Je comprends qu'il ne veut pas devenir une Lady Di en version papi et qu'il se fait oublier pour laisser son fils régner en paix.

Juan Carlos suit la messe à la Zarzuela à distance par Internet

Arriver aux Émirats arabes unis, après un an de confinement, revient à atterrir sur une autre planète. Un Far West du désert, fait d'autoroutes à cinq voies à moitié vides, de centres commerciaux, d'immeubles poussant comme des champignons. Qui nous renvoie à la face sa vitalité et son modernisme alors que nous avons arrêté de progresser.

J'ai retrouvé mon roi expatrié. Libéré de son image et de son royaume. Goûte-t‑il à une seconde jeunesse? Ou se morfond-il loin des siens? Plus aucune information officielle ne filtre sur Juan Carlos. Les rumeurs et les contre-vérités dans la presse compensent le silence imposé par la Maison royale. Comme s'il pouvait avoir des effets réparateurs. L'oubli comme gage de respectabilité retrouvée. […]

Juan Carlos ne cache pas son affliction. Il ne se dérobe pas. Son éloignement ne l'empêche pas d'être informé de tout, partout. L'Espagne reste évidemment au cœur de ses préoccupations. L'avenir de la monarchie, le premier de ses soucis. Il joue cartes sur table : il parle ouvertement de la situation délicate dans laquelle il se trouve. Et avec une certaine pudeur, des amis qui lui ont tourné le dos. Même ceux qui lui doivent richesse et célébrité. L'amertume ne transperce jamais ses propos. Il ne se plaint de rien, il constate, résigné.

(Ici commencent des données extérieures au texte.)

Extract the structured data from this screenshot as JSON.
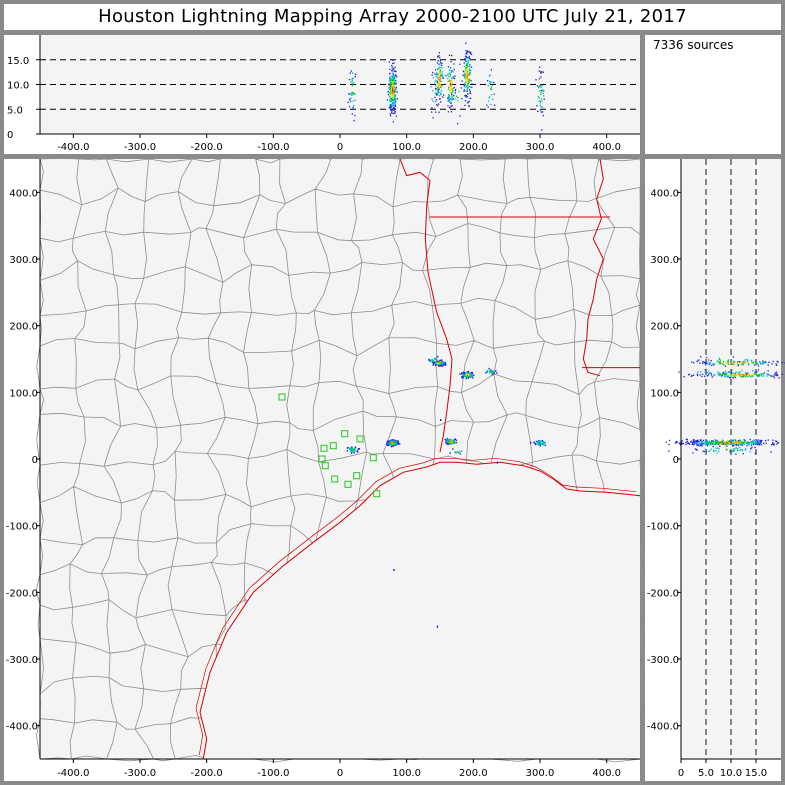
{
  "title": "Houston Lightning Mapping Array   2000-2100 UTC  July 21, 2017",
  "source_count_label": "7336 sources",
  "colors": {
    "background": "#f4f4f4",
    "county_lines": "#8e8e8e",
    "state_coast_lines": "#d40000",
    "station_markers": "#33cc33",
    "source_colors": [
      "#1d1dd0",
      "#00a0ff",
      "#00c8a0",
      "#00c000",
      "#f0e000",
      "#ff8000",
      "#e00000"
    ]
  },
  "chart_data": {
    "type": "scatter",
    "units": "km",
    "plan_view": {
      "x_range": [
        -450,
        450
      ],
      "y_range": [
        -450,
        450
      ],
      "x_ticks": [
        "-400.0",
        "-300.0",
        "-200.0",
        "-100.0",
        "0",
        "100.0",
        "200.0",
        "300.0",
        "400.0"
      ],
      "y_ticks": [
        "400.0",
        "300.0",
        "200.0",
        "100.0",
        "0",
        "-100.0",
        "-200.0",
        "-300.0",
        "-400.0"
      ]
    },
    "altitude_vs_x": {
      "x_range": [
        -450,
        450
      ],
      "altitude_range": [
        0,
        20
      ],
      "altitude_ticks": [
        "15.0",
        "10.0",
        "5.0",
        "0"
      ],
      "x_ticks": [
        "-400.0",
        "-300.0",
        "-200.0",
        "-100.0",
        "0",
        "100.0",
        "200.0",
        "300.0",
        "400.0"
      ],
      "dashed_lines_at": [
        5,
        10,
        15
      ]
    },
    "altitude_vs_y": {
      "y_range": [
        -450,
        450
      ],
      "altitude_range": [
        0,
        20
      ],
      "altitude_ticks": [
        "0",
        "5.0",
        "10.0",
        "15.0"
      ],
      "y_ticks": [
        "400.0",
        "300.0",
        "200.0",
        "100.0",
        "0",
        "-100.0",
        "-200.0",
        "-300.0",
        "-400.0"
      ],
      "dashed_lines_at": [
        5,
        10,
        15
      ]
    },
    "source_clusters": [
      {
        "x": 78,
        "y": 25,
        "z": 9,
        "n": 240
      },
      {
        "x": 18,
        "y": 15,
        "z": 9,
        "n": 40
      },
      {
        "x": 165,
        "y": 27,
        "z": 10,
        "n": 100
      },
      {
        "x": 148,
        "y": 145,
        "z": 11,
        "n": 110
      },
      {
        "x": 190,
        "y": 127,
        "z": 12,
        "n": 170
      },
      {
        "x": 300,
        "y": 25,
        "z": 8,
        "n": 45
      },
      {
        "x": 225,
        "y": 132,
        "z": 9,
        "n": 25
      },
      {
        "x": 175,
        "y": 12,
        "z": 8,
        "n": 12
      },
      {
        "x": 140,
        "y": 150,
        "z": 9,
        "n": 20
      }
    ],
    "stations": [
      {
        "x": -87,
        "y": 93
      },
      {
        "x": -24,
        "y": 16
      },
      {
        "x": -27,
        "y": 0
      },
      {
        "x": -10,
        "y": 20
      },
      {
        "x": 7,
        "y": 38
      },
      {
        "x": 30,
        "y": 30
      },
      {
        "x": 50,
        "y": 2
      },
      {
        "x": -22,
        "y": -10
      },
      {
        "x": -8,
        "y": -30
      },
      {
        "x": 25,
        "y": -25
      },
      {
        "x": 12,
        "y": -38
      },
      {
        "x": 55,
        "y": -52
      }
    ]
  }
}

L'infante Pilar avait décidément raison. On ne se lamente jamais dans cette famille. Est-ce la messe à la Zarzuela, qu'il suit à distance par Internet, qui lui apporte cette sérénité? Je m'amuse de le voir aussi à l'aise avec sa tablette, ­WhatsApp, Zoom… Un roi de quatre-vingt-trois ans décidément à la page. Sa capacité d'adaptation à toutes les situations, depuis l'enfance, est saisissante. À tous les revers de fortune, aussi. Il fait face avec dignité ; il a la force des survivants.

"Qu'est-ce qui vous manque le plus de ­l'Espagne ?– La nourriture!"

Il m'avoue comme un secret qu'un complice lui envoie du jamón serrano. Voilà, sa petite gâterie coupable qui comble à peine sa nostalgie du pays, de ses amis, des compétitions nautiques, des bons repas, de sa maison. […]

La véritable solitude c'est donc ça, quand on ne peut plus compter sur la bienveillance de son pays. Un roi sans royaume, un roi déraciné, est la personnification du tragique. Même si certains ont pu garder des titres ronflants et des joyaux. Ils ont perdu leur ancrage historique, leur raison d'être. Ils incarnent le rejet. Mais Juan Carlos ne s'avoue pas vaincu. Il reste indomptable malgré tout.